The member must then make arrangements
to pre-pay the regular premium for contributory insurance. Payments
may be sent directly to the Division, or the employer may elect
to allow the member to pay the location, who would then forward
the premium to the Division through regular monthly TEPS transmittals
and report these premiums in the usual way on the ROC.
The key is that it is the PERS
member's responsibility to remit payments in advance (either
by direct payment or by payments made through the employer), or
face the termination of contributory insurance coverage. Premium
payments must to be remitted with a Personal
Life Insurance Remittance form.
TPAF members who are receiving Workers'
Compensation "without pay", or on approved leave of
absence for medical reasons, continue to be covered by contributory
life insurance. The TPAF contributory insurance premium is paid
for by the State and is not required of the member.
Health Benefits
and Workers' Compensation
When an employee has a Workers' Compensation
award pending, or who is receiving an award of periodic benefits
under Workers' Compensation or the Second Injury Fund, the employee
is considered active in all respects for health benefits coverage.
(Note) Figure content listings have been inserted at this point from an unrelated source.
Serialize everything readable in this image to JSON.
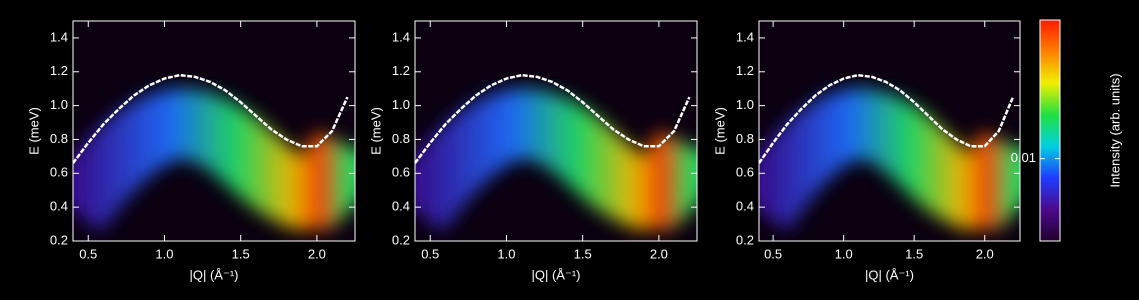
{
  "chart_data": [
    {
      "type": "line",
      "color": "#ffffff",
      "xlabel": "|Q| (Å⁻¹)",
      "ylabel": "E (meV)",
      "x": [
        0.4,
        0.5,
        0.6,
        0.7,
        0.8,
        0.9,
        1.0,
        1.1,
        1.2,
        1.3,
        1.4,
        1.5,
        1.6,
        1.7,
        1.8,
        1.9,
        2.0,
        2.1,
        2.2
      ],
      "values": [
        0.66,
        0.78,
        0.89,
        0.98,
        1.06,
        1.12,
        1.16,
        1.18,
        1.17,
        1.14,
        1.09,
        1.02,
        0.94,
        0.86,
        0.8,
        0.76,
        0.76,
        0.85,
        1.05
      ],
      "xlim": [
        0.4,
        2.25
      ],
      "ylim": [
        0.2,
        1.5
      ],
      "xticks": [
        0.5,
        {
          "value": 1,
          "label": "1.0"
        },
        1.5,
        {
          "value": 2,
          "label": "2.0"
        }
      ],
      "yticks": [
        0.2,
        0.4,
        0.6,
        0.8,
        {
          "value": 1,
          "label": "1.0"
        },
        {
          "value": 1.2,
          "label": "1.2"
        },
        1.4
      ]
    },
    {
      "type": "line",
      "color": "#ffffff",
      "xlabel": "|Q| (Å⁻¹)",
      "ylabel": "E (meV)",
      "x": [
        0.4,
        0.5,
        0.6,
        0.7,
        0.8,
        0.9,
        1.0,
        1.1,
        1.2,
        1.3,
        1.4,
        1.5,
        1.6,
        1.7,
        1.8,
        1.9,
        2.0,
        2.1,
        2.2
      ],
      "values": [
        0.66,
        0.78,
        0.89,
        0.98,
        1.06,
        1.12,
        1.16,
        1.18,
        1.17,
        1.14,
        1.09,
        1.02,
        0.94,
        0.86,
        0.8,
        0.76,
        0.76,
        0.85,
        1.05
      ],
      "xlim": [
        0.4,
        2.25
      ],
      "ylim": [
        0.2,
        1.5
      ],
      "xticks": [
        0.5,
        {
          "value": 1,
          "label": "1.0"
        },
        1.5,
        {
          "value": 2,
          "label": "2.0"
        }
      ],
      "yticks": [
        0.2,
        0.4,
        0.6,
        0.8,
        {
          "value": 1,
          "label": "1.0"
        },
        {
          "value": 1.2,
          "label": "1.2"
        },
        1.4
      ]
    },
    {
      "type": "line",
      "color": "#ffffff",
      "xlabel": "|Q| (Å⁻¹)",
      "ylabel": "E (meV)",
      "x": [
        0.4,
        0.5,
        0.6,
        0.7,
        0.8,
        0.9,
        1.0,
        1.1,
        1.2,
        1.3,
        1.4,
        1.5,
        1.6,
        1.7,
        1.8,
        1.9,
        2.0,
        2.1,
        2.2
      ],
      "values": [
        0.66,
        0.78,
        0.89,
        0.98,
        1.06,
        1.12,
        1.16,
        1.18,
        1.17,
        1.14,
        1.09,
        1.02,
        0.94,
        0.86,
        0.8,
        0.76,
        0.76,
        0.85,
        1.05
      ],
      "xlim": [
        0.4,
        2.25
      ],
      "ylim": [
        0.2,
        1.5
      ],
      "xticks": [
        0.5,
        {
          "value": 1,
          "label": "1.0"
        },
        1.5,
        {
          "value": 2,
          "label": "2.0"
        }
      ],
      "yticks": [
        0.2,
        0.4,
        0.6,
        0.8,
        {
          "value": 1,
          "label": "1.0"
        },
        {
          "value": 1.2,
          "label": "1.2"
        },
        1.4
      ]
    }
  ],
  "colorbar": {
    "label": "Intensity (arb. units)",
    "log": true,
    "lim": [
      0.002,
      0.15
    ],
    "ticks": [
      0.01
    ],
    "colors": [
      "#20002a",
      "#4b0a8c",
      "#1f3cff",
      "#00d0e0",
      "#20e040",
      "#f0f000",
      "#ff8000",
      "#ff1a00"
    ]
  }
}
Health benefits coverage will continue in force for the employee
and all eligible dependents covered under the employee's coverage
level selection. If the employee shares in the cost of health
benefit premiums, an employee receiving Workers' Compensation
"without pay" must pay the employer in advance for his
or her share of the premiums. If the Workers' Compensation award
is "with pay", the premium share may continue to be
deducted from the employee's paycheck.